妻の出勤が早いと聞いていたから、夕べから朝のバタバタに備えていた。
一日を心おだやかに過ごすためには静かな朝が必要だ。
朝がくると夫婦で協力しながら、子どもを起こしそのスローモーションな動きにできるだけ寛容をよそおいながら、優しく学校の準備を促す。

時計を見ない子どもと時計を気にする大人の差だろうか。長女は、六年生になって少し余裕をもって準備ができるようになっていた。次女と三女は、家をでる直前のトラブルが多い。
この日も家をでる直前に、三女が「靴下がない」というから確認すると、靴下はあるのだけれど、足にフィットする靴下がないのだという。大丈夫ほら、ちゃんとフィットしてるよと子どもを洗脳するような言い方でなんとか靴下をはかせる。あらゆる声かけの優しい口調が段々と荒くなる。なぜ学校に行く当人より親が焦らなくてはならないのだと、心かき乱されること自体に少しずつイライラしてしまう。そのあとの次女のある言動で、張り詰めていた短めの糸が切れ、朝から爆発してしまった。
段取りと心の準備を台無しにしてしまった虚無感。しょんぼりと登校する子どもたちを見送りながら自己嫌悪。切り替えが下手くそだから、一日うっすらひきづってしまった。

夜、仕事から帰宅し、お風呂に入っているとガチャっと扉が開き、妻に付き添われながら次女が立っていた。目からポロポロと涙を流しながら「朝はごめんなさい」と。
こちらも余裕のなさとテンパっていたことを謝罪。
笑顔を取り戻し次女はいったん風呂の扉を閉めた。
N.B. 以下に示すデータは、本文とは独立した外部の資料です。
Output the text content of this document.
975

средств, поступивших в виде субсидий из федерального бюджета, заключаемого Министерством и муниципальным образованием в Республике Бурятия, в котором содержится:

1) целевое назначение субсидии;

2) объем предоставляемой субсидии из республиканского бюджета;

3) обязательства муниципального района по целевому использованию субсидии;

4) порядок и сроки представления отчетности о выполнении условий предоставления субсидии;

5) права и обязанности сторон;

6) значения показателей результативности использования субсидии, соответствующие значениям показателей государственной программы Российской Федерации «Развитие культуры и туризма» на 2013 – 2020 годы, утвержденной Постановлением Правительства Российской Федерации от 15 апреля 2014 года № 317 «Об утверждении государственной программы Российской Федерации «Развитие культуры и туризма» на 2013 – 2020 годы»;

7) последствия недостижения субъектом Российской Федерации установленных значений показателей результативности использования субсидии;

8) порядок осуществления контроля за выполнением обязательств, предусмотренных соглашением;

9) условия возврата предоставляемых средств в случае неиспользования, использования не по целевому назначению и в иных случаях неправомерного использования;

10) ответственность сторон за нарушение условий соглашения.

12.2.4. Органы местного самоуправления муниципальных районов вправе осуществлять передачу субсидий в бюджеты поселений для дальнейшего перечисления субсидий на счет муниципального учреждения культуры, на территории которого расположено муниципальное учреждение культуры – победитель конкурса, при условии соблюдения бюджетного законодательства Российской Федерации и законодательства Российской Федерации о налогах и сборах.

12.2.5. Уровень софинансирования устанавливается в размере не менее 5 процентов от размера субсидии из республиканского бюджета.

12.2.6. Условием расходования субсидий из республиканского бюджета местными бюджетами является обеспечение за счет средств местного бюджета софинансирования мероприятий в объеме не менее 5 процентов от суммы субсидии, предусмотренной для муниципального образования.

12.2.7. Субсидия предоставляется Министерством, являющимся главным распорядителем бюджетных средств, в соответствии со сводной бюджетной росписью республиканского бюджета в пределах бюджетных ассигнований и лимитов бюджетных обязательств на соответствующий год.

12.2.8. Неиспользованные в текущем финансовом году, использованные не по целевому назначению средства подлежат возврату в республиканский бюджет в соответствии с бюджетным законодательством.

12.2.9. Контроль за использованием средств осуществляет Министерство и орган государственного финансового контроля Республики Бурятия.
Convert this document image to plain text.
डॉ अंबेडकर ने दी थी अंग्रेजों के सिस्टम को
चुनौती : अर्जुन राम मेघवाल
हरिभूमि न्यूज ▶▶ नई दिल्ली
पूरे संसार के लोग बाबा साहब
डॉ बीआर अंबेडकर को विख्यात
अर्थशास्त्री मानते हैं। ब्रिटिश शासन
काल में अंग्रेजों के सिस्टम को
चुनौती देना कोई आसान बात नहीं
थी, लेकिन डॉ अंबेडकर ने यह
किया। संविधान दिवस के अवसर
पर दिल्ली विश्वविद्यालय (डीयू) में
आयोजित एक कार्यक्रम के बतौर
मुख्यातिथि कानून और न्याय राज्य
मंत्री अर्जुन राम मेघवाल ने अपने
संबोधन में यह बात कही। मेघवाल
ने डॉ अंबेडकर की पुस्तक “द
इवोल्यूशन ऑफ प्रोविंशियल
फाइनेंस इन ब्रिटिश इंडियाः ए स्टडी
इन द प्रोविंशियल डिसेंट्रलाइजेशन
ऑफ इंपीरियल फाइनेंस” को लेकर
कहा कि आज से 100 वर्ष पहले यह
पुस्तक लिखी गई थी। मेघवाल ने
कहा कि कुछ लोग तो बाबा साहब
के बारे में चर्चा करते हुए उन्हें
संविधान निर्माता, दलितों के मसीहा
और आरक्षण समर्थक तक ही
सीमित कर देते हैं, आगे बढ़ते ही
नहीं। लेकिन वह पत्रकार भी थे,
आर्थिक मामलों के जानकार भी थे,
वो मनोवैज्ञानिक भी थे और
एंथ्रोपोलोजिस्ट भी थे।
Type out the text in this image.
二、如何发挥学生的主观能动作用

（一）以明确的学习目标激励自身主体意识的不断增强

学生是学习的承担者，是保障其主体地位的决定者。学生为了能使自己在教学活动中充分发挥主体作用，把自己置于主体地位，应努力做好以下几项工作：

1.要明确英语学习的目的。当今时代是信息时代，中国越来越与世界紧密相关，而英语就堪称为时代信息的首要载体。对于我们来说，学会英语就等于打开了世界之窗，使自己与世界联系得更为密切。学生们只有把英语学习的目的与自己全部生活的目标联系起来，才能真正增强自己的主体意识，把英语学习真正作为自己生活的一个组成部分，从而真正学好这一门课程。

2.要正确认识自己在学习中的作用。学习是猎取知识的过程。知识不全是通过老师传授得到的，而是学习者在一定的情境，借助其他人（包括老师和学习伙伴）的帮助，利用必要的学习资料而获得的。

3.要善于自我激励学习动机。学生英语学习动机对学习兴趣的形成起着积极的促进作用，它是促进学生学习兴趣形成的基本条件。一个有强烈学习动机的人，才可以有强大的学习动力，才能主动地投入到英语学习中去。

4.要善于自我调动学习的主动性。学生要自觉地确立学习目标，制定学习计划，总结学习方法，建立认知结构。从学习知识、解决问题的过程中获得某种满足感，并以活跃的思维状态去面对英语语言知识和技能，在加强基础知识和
と思ったら、また扉があき、ニヤリと何かを企んだような顔をした次女が立っていた。手にはコップを持っていて中には冷水が入っていた。次女はニヤリとしたかと思うと、すかさずその冷水をこちらにパシャリとやってきて、僕は思わず「ひゃっ!」と叫んだ。
その反応をみて満足したのか、ウルウルの残った瞳はイタズラな笑顔へと戻っていった。次女はそのまま風呂場を去り、裸の僕はまたシャンプーをしながら朝の一連の騒動の振り返っていた。
そういえば、朝のバタバタで必死だった自分がずっとパンツ一丁だったことを思い出し少し笑えた。